The newspaper said Sen. Ted Little, D-Auburn, has for years sponsored bills to provide state funding to Lyman Ward Military Academy at Camp Hill.
Little has been on the payroll at Lyman Ward since 1988 and has received the same pay of $665 a month for nine months since then to lecture at the school on government issues at least once a month, the newspaper said.
Little has introduced a bill this session to appropriate $249,760 to Lyman Ward Military Academy.
Little said even though the school is private, the appropriation has been a regular feature in the state budgets since 1914.
He said he teaches "at least on a monthly basis" and attends "graduation every year" for the $5,985 he is paid annually.
"I go up at least on a monthly basis as my schedule permits," Little said. "I say I teach, but what I do is lecture on government and issues such as taxation and help explain how government and our legal system works."
Talks to parents
Little said he also talks to parents who are considering sending their children to Lyman Ward, a boarding school with less than 300 students from all over the country.
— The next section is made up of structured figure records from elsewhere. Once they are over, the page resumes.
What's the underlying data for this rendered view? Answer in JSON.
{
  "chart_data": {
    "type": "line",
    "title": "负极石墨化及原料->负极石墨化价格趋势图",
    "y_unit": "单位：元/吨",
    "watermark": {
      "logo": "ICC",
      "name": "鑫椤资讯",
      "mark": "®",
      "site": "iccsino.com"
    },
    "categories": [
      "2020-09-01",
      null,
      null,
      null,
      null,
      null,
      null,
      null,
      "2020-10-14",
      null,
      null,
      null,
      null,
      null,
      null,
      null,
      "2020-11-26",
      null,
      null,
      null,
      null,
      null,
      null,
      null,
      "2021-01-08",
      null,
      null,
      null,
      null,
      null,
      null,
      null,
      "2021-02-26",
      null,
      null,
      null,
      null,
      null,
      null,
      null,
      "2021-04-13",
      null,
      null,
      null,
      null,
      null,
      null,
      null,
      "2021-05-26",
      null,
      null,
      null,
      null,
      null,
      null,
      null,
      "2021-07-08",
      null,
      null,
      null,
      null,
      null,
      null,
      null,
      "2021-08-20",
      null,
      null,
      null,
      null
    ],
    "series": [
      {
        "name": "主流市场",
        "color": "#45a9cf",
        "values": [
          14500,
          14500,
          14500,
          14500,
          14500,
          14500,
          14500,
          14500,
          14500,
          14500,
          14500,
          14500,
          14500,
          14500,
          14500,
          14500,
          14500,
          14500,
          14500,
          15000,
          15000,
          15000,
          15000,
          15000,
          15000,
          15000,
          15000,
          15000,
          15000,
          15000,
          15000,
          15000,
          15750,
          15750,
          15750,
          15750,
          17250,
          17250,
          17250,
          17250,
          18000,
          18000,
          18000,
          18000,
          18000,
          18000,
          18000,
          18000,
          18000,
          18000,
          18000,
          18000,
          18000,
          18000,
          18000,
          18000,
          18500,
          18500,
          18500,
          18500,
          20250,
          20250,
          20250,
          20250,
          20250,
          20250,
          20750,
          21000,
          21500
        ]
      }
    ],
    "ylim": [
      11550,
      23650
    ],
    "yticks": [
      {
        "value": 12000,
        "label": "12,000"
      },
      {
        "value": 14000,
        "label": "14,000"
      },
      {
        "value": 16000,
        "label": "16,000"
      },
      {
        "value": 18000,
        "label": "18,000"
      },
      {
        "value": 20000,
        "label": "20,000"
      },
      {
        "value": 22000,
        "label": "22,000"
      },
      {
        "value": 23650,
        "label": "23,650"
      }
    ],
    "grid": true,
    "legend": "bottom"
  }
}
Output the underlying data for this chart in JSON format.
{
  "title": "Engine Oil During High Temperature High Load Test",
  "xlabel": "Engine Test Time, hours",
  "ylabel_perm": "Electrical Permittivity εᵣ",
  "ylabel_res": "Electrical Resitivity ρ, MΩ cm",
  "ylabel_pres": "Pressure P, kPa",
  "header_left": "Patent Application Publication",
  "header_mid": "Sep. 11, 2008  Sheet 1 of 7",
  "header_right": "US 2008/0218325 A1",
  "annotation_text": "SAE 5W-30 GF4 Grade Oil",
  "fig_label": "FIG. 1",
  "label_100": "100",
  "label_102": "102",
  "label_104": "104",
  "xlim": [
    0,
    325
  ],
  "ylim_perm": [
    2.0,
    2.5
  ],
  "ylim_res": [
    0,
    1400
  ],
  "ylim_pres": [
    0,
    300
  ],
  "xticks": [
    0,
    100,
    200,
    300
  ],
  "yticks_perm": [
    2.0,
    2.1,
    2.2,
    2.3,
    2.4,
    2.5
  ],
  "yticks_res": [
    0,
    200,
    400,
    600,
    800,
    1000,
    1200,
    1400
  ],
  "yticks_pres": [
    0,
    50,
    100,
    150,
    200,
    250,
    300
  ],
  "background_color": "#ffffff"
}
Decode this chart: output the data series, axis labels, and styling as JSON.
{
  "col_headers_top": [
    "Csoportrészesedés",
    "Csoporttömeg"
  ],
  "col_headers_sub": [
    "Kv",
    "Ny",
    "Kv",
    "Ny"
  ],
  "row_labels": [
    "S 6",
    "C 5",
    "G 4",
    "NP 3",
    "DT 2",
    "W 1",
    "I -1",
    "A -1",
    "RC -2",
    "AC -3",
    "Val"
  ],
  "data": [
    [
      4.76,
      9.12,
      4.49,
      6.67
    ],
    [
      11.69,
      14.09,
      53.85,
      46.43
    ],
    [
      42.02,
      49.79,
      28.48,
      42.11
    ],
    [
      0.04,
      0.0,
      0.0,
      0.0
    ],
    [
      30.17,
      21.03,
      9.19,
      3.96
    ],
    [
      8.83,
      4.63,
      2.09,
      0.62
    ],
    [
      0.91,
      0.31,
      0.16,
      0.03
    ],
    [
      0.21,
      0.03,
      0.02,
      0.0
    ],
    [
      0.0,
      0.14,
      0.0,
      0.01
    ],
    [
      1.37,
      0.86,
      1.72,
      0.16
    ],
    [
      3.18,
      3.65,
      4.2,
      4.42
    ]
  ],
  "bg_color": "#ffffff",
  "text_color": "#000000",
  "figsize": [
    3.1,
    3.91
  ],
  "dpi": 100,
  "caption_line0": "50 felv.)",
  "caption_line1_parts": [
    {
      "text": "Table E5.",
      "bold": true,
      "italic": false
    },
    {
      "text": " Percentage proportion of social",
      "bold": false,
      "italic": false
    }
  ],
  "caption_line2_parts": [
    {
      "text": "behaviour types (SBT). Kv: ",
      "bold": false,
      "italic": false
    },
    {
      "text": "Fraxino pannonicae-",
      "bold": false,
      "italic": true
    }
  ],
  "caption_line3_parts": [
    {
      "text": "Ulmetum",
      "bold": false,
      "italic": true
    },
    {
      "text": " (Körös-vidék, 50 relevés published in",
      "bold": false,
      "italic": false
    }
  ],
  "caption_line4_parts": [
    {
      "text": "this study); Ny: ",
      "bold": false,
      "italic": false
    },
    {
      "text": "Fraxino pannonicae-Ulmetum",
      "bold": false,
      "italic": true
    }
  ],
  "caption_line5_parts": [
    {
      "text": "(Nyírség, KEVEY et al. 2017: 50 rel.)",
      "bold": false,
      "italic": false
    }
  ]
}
He said he should be the lawmaker to sponsor appropriation bills for Lyman Ward, since the school is in his district.
Little sponsored appropriation bills for Lyman Ward the past three years, when the military school received $144,000 in 2004 and $193,328 in both 2005 and 2006.
Hugh Evans, general counsel for the Alabama Ethics Commission, said the state ethics law does not prohibit legislators from working for state agencies or private organizations that get money from the state.
Speaking generically and not talking about any specific case, Evans said the law also does not prohibit lawmakers from voting on or sponsoring legislation, like a budget, that benefits a number of organizations including the one for whom he or she works.
But Evans said the law does prohibit lawmakers from taking action that benefits only themselves or the organization paying them.